Question

Balance the reaction between F₂ and Br₂ to form F^- and BrO₃^- in basic solution. When you have balanced the equation using the smallest integers possible, enter the coefficients of the species shown.

---------- F₂ + ------- Br_{2 =} --------- F^- + ---------- BrO₃^-

Water appears in the balanced equation as a  (reactant, product, neither) ----------- with a coefficient of ---------. (Enter 0 for neither.)

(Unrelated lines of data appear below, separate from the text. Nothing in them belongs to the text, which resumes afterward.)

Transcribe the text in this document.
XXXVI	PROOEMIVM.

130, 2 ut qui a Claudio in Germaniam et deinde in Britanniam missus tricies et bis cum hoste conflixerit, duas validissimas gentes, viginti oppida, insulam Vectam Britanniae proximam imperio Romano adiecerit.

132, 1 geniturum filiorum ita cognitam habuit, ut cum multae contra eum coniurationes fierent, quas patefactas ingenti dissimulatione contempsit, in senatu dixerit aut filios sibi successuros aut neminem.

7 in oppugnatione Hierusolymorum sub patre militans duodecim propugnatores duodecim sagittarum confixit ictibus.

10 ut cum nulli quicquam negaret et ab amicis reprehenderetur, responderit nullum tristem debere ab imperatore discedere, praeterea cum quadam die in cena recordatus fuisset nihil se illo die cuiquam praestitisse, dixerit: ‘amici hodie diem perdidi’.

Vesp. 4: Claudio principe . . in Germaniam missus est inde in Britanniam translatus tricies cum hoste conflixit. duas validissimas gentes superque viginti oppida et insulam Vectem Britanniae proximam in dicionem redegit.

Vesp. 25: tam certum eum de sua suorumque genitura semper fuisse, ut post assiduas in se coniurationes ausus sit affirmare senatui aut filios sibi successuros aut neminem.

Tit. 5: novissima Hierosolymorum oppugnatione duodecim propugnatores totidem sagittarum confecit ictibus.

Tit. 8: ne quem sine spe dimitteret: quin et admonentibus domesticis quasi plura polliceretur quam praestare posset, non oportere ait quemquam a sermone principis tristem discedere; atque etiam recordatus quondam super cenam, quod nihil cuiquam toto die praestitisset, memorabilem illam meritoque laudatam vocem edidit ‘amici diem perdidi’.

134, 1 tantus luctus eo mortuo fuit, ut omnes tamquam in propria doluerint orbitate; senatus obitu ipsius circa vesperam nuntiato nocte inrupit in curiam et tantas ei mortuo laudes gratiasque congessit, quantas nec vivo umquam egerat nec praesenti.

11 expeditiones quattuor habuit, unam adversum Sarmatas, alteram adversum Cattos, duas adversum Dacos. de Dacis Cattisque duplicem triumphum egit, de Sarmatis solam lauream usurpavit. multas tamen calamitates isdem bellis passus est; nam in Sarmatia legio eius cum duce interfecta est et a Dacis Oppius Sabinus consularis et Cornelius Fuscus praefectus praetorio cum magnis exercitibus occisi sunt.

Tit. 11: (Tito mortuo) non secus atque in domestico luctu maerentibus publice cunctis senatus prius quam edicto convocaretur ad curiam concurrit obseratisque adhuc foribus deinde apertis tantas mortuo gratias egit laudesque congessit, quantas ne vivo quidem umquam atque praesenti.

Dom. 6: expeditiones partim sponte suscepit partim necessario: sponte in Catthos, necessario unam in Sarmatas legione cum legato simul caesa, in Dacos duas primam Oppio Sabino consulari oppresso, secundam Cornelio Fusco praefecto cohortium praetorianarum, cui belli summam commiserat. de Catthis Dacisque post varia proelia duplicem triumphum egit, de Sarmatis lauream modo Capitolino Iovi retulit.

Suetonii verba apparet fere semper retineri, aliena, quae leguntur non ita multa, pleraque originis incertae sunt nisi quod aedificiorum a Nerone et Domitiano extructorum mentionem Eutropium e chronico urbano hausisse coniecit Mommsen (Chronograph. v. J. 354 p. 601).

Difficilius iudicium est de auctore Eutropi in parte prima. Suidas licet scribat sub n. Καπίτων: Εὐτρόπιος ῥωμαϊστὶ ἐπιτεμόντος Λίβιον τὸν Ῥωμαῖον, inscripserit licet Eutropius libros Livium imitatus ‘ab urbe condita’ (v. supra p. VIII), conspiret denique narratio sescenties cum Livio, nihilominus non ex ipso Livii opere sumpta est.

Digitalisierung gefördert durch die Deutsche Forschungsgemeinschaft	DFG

How many electrons are transferred in this reaction ---------- ?

Answer 1

F in F2 has oxidation state of 0

F in F- has oxidation state of -1

So, F in F2 is reduced to F-

Br in Br2 has oxidation state of 0

Br in BrO3- has oxidation state of +5

So, Br in Br2 is oxidised to BrO3-

Reduction half cell:

F2 + 2e- --> 2 F-

Oxidation half cell:

Br2 --> 2 BrO3- + 10e-

Balance number of electrons to be same in both half reactions

Reduction half cell:

5 F2 + 10e- --> 10 F-

Oxidation half cell:

Br2 --> 2 BrO3- + 10e-

10 electrons are being transferred

Lets combine both the reactions.

5 F2 + Br2 --> 10 F- + 2 BrO3-

Balance Oxygen by adding water

5 F2 + Br2 + 6 H2O --> 10 F- + 2 BrO3-

Balance Hydrogen by adding H+

5 F2 + Br2 + 6 H2O --> 10 F- + 2 BrO3- + 12 H+

Add equal number of OH- on both sides as the number of H+

5 F2 + Br2 + 6 H2O + 12 OH- --> 10 F- + 2 BrO3- + 12 H+ + 12 OH-

Combine H+ and OH- to form water

5 F2 + Br2 + 6 H2O + 12 OH- --> 10 F- + 2 BrO3- + 12 H2O

Remove common H2O from both sides

Balanced Eqn is

5 F2 + Br2 + 12 OH- --> 10 F- + 2 BrO3- + 6 H2O

This is balanced chemical equation in basic medium

Coefficients are 5, 1, 10, 2

Water appears as product with coefficient of 6

10 electrons are being transferred